The hybrid elm cultivar Ulmus × intermedia 'Rosehill' is an American hybrid cultivar originally raised by the Rose Hill Nurseries of Kansas City, Missouri, as Ulmus 'Rose Hill', without species names, from a selection of Ulmus pumila (female parent) × Ulmus rubra seedlings made in 1951.

==Description==
'Rosehill' was described as slightly slower growing than its sibling 'Willis', but carrying a heavier crown, with good branching and attractive foliage. Herbarium specimens show leaves 2 to 3 in. long and 1 to 2 in. wide, and the seed central in a rounded samara, with an open circular notch at the apex.

==Pests and diseases==
In 1995 Santamour reported the cultivar "not widely tested for resistance to Dutch elm disease". Elowsky, Jordon-Thaden, and Kaul (2013) refer to more recent papers on the subject.

==Cultivation==
The tree was later marketed by the Willis Nursery Co. of Ottawa, Kansas.
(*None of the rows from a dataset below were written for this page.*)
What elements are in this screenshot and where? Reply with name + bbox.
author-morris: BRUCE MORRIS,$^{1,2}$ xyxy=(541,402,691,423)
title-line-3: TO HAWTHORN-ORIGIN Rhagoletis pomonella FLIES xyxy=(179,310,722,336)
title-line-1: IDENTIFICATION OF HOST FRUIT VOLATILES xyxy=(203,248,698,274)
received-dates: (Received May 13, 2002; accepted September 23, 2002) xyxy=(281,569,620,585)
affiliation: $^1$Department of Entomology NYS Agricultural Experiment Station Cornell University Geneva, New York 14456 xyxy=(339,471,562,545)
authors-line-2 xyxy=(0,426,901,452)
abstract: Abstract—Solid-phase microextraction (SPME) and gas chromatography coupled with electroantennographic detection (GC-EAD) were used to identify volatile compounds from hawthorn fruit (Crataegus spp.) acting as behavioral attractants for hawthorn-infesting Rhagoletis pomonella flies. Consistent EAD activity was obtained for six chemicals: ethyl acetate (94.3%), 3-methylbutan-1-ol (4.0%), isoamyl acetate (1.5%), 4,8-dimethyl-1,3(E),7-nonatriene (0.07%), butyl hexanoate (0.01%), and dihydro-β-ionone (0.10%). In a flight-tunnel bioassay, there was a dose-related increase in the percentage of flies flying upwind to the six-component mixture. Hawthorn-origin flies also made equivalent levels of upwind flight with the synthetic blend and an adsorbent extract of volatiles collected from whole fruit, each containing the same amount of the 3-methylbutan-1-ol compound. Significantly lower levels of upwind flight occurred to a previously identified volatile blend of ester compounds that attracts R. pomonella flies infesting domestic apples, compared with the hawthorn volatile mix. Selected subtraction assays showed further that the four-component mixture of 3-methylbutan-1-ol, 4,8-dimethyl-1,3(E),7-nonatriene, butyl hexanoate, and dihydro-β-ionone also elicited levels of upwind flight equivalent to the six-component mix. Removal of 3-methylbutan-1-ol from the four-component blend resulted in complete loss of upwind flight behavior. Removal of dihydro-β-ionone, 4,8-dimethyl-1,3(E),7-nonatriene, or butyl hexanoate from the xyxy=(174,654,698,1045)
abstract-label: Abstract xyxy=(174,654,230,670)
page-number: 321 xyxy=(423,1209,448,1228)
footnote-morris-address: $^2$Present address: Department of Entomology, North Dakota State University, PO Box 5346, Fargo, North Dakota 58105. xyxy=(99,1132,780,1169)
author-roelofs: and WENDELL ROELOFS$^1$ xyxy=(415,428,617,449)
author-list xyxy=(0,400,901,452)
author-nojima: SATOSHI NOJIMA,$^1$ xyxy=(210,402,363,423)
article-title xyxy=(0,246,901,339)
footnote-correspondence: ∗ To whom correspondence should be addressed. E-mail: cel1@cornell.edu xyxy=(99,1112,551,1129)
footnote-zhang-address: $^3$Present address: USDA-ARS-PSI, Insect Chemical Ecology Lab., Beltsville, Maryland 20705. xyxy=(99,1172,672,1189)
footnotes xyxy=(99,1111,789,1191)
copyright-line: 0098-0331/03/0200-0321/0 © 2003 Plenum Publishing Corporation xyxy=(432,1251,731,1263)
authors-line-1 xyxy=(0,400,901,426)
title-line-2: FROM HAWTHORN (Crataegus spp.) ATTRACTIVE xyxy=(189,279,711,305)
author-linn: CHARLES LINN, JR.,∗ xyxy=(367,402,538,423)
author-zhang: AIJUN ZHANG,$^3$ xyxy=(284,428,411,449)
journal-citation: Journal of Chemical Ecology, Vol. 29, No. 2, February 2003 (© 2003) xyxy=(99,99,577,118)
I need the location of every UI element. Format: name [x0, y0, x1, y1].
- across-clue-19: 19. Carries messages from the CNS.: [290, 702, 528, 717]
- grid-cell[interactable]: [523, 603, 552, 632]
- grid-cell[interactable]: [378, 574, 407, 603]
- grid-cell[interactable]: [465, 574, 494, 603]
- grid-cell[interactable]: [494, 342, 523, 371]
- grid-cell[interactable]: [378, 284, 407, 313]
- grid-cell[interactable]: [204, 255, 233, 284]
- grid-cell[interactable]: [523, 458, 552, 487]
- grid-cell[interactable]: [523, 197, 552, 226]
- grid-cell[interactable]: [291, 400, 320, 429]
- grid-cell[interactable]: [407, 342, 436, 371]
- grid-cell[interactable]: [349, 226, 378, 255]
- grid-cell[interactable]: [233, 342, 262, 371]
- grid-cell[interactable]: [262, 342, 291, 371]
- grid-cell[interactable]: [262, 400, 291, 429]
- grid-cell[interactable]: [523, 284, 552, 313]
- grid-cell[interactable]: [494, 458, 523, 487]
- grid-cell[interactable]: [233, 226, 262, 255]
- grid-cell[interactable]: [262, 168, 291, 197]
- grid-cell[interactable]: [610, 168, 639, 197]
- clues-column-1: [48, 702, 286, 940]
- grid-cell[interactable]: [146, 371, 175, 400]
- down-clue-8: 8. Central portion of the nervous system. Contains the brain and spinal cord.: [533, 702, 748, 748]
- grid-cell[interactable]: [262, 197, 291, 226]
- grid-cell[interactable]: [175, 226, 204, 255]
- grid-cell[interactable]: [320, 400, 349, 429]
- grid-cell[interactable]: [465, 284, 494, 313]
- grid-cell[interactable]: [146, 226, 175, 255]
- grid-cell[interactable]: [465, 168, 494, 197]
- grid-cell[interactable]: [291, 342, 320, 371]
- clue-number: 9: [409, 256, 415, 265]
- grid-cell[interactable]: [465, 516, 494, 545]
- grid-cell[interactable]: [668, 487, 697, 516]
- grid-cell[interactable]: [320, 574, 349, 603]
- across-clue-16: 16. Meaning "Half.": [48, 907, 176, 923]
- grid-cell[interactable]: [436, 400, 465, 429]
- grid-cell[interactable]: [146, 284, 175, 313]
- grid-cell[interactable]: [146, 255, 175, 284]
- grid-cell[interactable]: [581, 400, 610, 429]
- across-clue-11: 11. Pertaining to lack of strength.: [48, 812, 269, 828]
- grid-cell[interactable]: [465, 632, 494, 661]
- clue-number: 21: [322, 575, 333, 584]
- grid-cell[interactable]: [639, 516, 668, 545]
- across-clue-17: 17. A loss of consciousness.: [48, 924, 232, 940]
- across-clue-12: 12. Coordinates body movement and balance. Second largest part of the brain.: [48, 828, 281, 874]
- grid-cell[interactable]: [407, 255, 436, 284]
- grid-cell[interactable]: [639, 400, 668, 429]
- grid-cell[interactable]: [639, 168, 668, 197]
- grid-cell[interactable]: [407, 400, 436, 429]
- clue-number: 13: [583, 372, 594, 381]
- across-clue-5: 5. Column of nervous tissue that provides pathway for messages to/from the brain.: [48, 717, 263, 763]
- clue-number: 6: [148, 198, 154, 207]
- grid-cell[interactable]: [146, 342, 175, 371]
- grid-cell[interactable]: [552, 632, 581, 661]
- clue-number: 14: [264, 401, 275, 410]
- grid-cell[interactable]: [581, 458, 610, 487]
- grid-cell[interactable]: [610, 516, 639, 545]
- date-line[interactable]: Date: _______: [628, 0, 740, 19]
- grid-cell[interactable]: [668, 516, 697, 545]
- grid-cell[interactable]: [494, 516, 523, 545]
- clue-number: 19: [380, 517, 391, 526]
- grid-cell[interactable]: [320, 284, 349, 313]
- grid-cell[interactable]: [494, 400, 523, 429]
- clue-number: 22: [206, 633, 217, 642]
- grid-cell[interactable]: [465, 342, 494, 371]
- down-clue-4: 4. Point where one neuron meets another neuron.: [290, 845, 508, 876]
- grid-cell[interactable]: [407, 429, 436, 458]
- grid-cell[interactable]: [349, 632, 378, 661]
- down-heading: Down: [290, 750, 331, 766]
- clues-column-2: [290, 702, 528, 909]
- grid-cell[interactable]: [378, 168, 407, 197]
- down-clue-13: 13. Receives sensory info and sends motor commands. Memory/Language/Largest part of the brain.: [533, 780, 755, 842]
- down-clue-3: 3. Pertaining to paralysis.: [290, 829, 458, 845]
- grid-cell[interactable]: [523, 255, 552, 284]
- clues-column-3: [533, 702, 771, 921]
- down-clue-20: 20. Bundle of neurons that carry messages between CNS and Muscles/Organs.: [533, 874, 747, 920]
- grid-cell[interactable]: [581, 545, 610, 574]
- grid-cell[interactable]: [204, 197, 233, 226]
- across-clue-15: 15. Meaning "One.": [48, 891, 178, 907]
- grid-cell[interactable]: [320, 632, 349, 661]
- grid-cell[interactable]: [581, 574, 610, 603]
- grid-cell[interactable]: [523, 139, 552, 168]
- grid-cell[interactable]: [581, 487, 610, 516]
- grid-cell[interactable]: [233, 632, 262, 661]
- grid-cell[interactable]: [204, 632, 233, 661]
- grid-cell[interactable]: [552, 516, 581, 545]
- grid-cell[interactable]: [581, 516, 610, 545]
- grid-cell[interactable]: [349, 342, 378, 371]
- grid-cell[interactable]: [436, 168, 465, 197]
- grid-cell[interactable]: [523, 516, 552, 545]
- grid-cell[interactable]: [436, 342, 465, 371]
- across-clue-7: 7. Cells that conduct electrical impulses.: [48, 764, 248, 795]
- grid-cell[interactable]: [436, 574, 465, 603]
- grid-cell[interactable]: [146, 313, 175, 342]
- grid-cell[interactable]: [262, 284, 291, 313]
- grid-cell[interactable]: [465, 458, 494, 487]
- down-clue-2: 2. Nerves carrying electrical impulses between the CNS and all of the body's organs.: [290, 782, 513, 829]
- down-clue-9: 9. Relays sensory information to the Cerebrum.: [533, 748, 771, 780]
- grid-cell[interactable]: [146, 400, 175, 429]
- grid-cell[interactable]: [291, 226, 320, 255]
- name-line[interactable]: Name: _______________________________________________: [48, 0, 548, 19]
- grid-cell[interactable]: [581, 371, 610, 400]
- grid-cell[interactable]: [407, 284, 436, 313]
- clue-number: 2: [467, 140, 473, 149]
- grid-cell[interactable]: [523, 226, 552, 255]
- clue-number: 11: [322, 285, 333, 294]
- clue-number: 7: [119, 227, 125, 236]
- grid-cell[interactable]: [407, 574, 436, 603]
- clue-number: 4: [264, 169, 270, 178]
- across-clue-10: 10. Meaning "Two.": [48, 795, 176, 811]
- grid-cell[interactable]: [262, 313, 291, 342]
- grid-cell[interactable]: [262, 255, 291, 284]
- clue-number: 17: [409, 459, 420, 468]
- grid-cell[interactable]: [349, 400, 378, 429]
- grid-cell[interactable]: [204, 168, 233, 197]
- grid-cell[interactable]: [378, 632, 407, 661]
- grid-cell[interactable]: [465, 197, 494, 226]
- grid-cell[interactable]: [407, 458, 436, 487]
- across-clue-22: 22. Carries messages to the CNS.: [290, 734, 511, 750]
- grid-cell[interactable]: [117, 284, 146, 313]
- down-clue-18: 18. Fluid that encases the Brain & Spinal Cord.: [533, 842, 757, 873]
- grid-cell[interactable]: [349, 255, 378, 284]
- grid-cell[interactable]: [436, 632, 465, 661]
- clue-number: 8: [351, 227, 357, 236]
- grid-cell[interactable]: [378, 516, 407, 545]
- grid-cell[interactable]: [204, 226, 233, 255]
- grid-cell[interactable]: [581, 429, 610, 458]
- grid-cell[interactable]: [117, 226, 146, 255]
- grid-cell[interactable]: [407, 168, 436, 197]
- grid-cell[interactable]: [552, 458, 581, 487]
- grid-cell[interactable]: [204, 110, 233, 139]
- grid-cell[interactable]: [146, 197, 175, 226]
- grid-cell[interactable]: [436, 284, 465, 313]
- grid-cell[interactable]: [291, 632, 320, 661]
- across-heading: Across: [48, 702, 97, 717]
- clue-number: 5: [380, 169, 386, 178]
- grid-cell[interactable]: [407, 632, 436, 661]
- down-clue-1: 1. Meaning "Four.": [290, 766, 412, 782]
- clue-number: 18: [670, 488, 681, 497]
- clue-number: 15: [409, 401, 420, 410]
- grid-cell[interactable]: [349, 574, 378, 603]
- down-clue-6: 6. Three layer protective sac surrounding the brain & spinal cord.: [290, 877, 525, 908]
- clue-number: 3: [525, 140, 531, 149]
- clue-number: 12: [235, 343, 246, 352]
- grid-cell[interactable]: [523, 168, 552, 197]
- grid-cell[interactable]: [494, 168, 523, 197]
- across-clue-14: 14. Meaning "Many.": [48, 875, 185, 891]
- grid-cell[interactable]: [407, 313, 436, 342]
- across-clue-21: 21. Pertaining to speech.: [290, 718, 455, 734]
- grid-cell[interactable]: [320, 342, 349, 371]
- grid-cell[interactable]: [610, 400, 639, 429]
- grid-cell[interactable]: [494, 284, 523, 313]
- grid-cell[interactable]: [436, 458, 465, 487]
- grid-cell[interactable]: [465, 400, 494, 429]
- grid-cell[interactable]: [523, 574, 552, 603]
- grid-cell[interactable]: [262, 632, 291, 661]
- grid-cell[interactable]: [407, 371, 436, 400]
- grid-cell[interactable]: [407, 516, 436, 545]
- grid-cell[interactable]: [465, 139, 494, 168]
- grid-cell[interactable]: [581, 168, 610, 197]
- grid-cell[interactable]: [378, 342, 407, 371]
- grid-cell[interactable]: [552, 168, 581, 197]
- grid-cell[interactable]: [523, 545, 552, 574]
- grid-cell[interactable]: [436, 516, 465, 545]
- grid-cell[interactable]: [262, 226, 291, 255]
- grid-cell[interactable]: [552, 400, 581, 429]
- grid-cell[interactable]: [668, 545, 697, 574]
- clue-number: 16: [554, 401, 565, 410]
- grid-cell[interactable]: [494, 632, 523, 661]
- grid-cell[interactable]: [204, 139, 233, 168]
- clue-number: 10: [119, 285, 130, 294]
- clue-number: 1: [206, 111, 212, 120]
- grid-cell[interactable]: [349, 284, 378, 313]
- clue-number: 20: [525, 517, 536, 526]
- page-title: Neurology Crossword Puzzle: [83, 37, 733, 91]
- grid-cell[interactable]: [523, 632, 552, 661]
It is not known whether 'Rosehill' remains in cultivation, or if it was ever introduced to Europe or Australasia.

==Notable trees==
A well-grown tree labelled 'Rosehill', sourced from the Willis Nursery of Kansas and planted in 1960, stands in Arnold Arboretum, Massachusetts. The arboretum's herbarium specimen (00170039), labelled simply Ulmus 'Rosehill' in 1984, was changed in 1985 to U. pumila × U. rubra 'Rose Hill'. A photograph shows leaves with only about eight vein pairs, fewer than known examples of Ulmus × intermedia, calling into question the identification of 'Rosehill' as a hybrid of this group. The herbarium specimen, however, shows leaves with on average about 12 vein pairs, more typical of this hybrid group.

==Synonymy==
- 'Boulevard': Rosehill Gardens, Kansas, Missouri; Spring catalog 1960.

==Accessions==
===North America===
- Arnold Arboretum, US.; acc. no. 748-60.